Al contarlo le pareció una tontería. Ole Anderson no dijo nada.

—Nos pusieron en la cocina —continuó Nick——. Iban a balearte cuando entraras a comer.

Ole Anderson miró hacia la pared sin decir nada.

—George creyó que era mejor que viniera a decírtelo.

—No puedo hacer nada —dijo Ole Anderson.

—Te voy a decir cómo eran.

—No quiero saberlo —declaró Ole. Miró la pared—. Gracias por haber venido a decírmelo.

—Está bien.

Nick miró al hombre que estaba en la cama.

—¿Quieres que vaya a ver a la policía?

—No —dijo Anderson—. No vale la pena...

—¿Puedo hacer algo?

—No. No hay nada que hacer.

—Tal vez no sea más que una fanfarronada.

—No. No es una fanfarronada.

Ole Anderson se dio vuelta hacia la pared.

—Lo malo —dijo hablando hacia la pared—, es que no puedo decidirme a salir. He estado aquí todo el día.

—¿No puedes salir del pueblo?

—No —dijo Ole Anderson—. He terminado con eso de dar vueltas de una parte a otra.

Miró la pared.

—No hay nada que hacer ahora —dijo.

—¿Podrías arreglarlo en alguna forma?

—No. Me metí donde no debía —hablaba con la misma voz monótona—. No hay nada que hacer. Puede que más tarde me decida a salir.

—Bueno, me vuelvo a lo de George.

—Hasta luego —dijo Ole sin mirar a Nick—. Gracias por haber venido.

Nick salió. Al cerrar la puerta vio a Ole Anderson, vestido, tirado en la cama y mirando hacia la pared.

—Ha estado en su cuarto todo el día —dijo la mujer, que lo esperaba abajo—. Supongo que no se siente bien. Le dije: "Señor Anderson, debía salir a dar un paseo en un día tan lindo como éste", pero no tenía ganas.

—No quiere salir.

—Lamento que no se sienta bien —dijo la mujer—. Es un hombre muy bueno. Fue boxeador, ¿sabe usted?

—Sí.

—A no ser por la cara, nadie se daría cuenta —dijo ella. Estaban hablando dentro, con la puerta de calle abierta—. ¡Es tan educado!

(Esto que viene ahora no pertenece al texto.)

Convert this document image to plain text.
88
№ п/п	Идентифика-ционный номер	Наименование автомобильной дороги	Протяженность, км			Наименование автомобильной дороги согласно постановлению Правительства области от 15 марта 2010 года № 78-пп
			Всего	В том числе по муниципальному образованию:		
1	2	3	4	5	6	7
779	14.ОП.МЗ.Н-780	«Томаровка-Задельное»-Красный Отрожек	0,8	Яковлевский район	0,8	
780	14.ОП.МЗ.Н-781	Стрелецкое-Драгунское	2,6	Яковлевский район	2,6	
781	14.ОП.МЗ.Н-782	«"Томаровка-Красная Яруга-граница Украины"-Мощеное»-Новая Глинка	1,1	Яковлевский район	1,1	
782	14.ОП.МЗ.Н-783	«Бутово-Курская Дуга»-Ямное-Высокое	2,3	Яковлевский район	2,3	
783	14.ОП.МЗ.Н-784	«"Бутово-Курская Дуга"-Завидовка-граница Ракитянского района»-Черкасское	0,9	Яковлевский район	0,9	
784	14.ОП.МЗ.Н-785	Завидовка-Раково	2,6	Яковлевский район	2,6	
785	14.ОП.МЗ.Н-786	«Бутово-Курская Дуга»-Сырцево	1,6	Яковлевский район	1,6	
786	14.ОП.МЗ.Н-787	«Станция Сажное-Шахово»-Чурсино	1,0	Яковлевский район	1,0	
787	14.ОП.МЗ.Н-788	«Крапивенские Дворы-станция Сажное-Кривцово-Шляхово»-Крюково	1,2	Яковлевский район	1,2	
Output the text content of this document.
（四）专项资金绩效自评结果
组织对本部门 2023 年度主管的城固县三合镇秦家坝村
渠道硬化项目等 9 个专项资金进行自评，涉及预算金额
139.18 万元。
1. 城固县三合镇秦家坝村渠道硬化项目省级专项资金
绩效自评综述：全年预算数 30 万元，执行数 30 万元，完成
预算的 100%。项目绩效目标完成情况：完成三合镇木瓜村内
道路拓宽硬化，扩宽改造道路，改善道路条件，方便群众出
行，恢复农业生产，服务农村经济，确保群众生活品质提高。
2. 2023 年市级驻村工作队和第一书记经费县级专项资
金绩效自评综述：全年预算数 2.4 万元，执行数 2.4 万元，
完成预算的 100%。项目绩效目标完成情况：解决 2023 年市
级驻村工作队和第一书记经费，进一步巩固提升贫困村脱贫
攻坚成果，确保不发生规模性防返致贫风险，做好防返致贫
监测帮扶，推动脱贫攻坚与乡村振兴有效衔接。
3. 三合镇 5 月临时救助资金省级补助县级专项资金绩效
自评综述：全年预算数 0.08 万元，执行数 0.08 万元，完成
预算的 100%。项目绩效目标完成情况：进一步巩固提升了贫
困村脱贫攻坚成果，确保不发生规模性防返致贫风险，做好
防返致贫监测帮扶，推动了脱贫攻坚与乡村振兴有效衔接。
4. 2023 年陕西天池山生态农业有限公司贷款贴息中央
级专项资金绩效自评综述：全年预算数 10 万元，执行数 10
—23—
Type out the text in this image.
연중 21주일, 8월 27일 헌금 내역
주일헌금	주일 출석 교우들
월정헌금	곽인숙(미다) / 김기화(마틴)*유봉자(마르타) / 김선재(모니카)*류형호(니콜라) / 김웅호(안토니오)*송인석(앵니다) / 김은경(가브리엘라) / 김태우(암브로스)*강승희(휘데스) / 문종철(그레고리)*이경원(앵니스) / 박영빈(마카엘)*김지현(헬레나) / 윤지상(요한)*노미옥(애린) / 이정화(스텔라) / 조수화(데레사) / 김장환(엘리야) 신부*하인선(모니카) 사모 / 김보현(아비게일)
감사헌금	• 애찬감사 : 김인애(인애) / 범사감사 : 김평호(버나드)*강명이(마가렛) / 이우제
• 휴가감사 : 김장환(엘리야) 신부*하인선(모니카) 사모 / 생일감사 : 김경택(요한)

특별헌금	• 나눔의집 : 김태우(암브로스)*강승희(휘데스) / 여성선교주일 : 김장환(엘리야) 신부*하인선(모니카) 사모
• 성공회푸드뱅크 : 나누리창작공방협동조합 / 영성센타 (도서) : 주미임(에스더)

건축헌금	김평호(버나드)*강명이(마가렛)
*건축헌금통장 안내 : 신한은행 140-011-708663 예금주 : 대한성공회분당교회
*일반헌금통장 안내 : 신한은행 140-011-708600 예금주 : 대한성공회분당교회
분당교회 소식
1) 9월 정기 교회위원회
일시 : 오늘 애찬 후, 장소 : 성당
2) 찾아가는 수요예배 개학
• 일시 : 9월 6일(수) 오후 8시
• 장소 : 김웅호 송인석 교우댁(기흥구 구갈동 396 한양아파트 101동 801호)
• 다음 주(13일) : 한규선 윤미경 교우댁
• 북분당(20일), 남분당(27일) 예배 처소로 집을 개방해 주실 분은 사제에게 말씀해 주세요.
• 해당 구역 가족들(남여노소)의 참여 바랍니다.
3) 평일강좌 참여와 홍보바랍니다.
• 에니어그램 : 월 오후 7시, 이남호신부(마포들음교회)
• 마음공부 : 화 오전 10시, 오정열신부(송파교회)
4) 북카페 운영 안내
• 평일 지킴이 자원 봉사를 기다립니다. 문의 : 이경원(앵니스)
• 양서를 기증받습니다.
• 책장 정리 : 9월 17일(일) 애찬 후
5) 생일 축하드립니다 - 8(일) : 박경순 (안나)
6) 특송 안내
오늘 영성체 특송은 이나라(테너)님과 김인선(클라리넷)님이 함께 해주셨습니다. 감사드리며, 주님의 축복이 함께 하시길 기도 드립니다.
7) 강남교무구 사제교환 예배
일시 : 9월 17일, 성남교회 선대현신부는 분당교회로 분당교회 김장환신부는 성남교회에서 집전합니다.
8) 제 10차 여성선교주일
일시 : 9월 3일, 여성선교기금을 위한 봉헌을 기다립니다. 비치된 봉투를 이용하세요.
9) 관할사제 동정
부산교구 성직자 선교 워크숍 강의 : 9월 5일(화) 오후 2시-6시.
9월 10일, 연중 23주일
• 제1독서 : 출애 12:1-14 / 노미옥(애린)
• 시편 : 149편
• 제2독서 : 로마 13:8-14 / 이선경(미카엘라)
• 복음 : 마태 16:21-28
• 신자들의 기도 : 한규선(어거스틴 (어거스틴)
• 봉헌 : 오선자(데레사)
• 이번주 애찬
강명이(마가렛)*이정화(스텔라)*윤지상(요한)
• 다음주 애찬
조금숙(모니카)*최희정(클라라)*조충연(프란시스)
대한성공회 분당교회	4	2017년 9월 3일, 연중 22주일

—Bueno. Buenas noches, señora Hirsh —dijo Nick.

—Yo no soy la señora Hirsh —replicó la mujer—. Ella es la dueña. Yo sólo soy la encargada. Soy la señora Bell.

—Bueno; buenas noches, señora Bell.

—Buenas noches —contestó ella.

Nick caminó por la calle oscura hasta la esquina iluminada por el farol y luego por la huella de la calzada hasta llegar al salón comedor Henry. George estaba dentro, detrás del mostrador.

—¿Viste a Ole?

—Sí —dijo Nick—. Está en su cuarto y no quiere salir. El cocinero abrió la puerta de la cocina, desde donde había oído la voz de Nick.

—¡No quiero oírlo, siquiera! —dijo y cerró la puerta.

—¿Se lo dijiste?

—Seguro. Se lo dije, pero él sabe lo que ocurre.

—¿Qué va a hacer?

—Nada.

—Lo matarán.

—Supongo que sí.

—Debe haber tenido algo en Chicago.

—Me imagino —dijo Nick.

—¡Qué lástima!

Callaron. George tomó el repasador y limpió el mostrador.

—¿Qué habrá hecho?

—Habrá traicionado a alguien. Ellos matan por eso.

—Me voy a ir de este pueblo —declaró Nick...

—Sí, haces bien.

—No puedo soportar la idea de verlo en su cuarto esperando y sabiendo lo que le va a pasar. ¡Es demasiado horrible!

—Bueno —dijo George—. Mejor es no pensar en eso.